2.3 The main driver of predicted revenue growth is increased passenger numbers. In the case of South Western, our analysis suggests that more than three quarters of the revenue growth predicted is related to volume growth. The balance comes from a variety of other sources including allowed ticket price changes (see paragraph 3.10), reduced fare evasion, electronic ticketing, station and car parking facilities.
2.4 Rail passenger volumes are already showing strong growth rates. Journeys grew around 7½ per cent in 2006-07, with revenue up by 12 per cent as a result.viii Recently-let franchises that are already operating reflect this acceleration, with growth ranging from 11 per cent (the lowest rate in a franchise) to 14 per cent (the highest rate in a franchise) for the first year. Growth rises in aggregate to 47 per cent (the lowest overall level in a franchise) to 62 per cent (highest overall level in a franchise) after five years, but it is difficult to identify how far capacity constraints, resulting in overcrowded services, may reduce some of this growth because franchise financial models do not treat crowding consistently.
2.5 The Department forecasts that total revenue for all train operating companies will rise from £5,000 million in 2007-08 to £7,440 million in 2013-14 (in 2006-07 prices) across all franchises. Train Operating Companies project higher growth, but if the volume growth in their bids does not materialise, the lower assessment in the Department's forecasts still shows subsidy reductions of about one third.

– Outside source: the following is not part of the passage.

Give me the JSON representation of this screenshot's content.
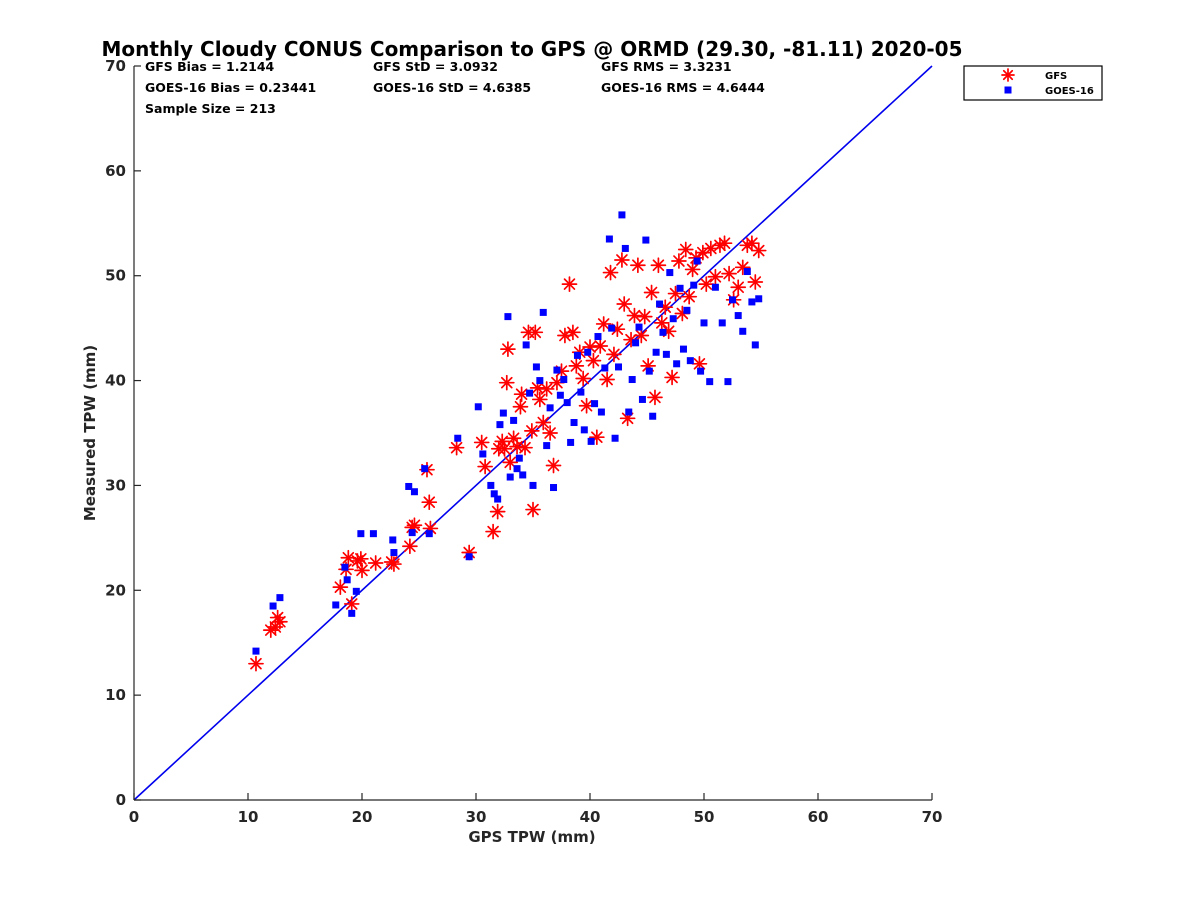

2.6 Continuing economic growth is an important variable in these revenue projections. For example, in one bid we examined, the expected impact of continued GDP growth was £830 million (net present value). Nevertheless, the direct impact on franchise revenue in any one year is limited. For example, if the assumed rate of GDP growth is halved, the effect on a single year is limited to two per cent of revenue.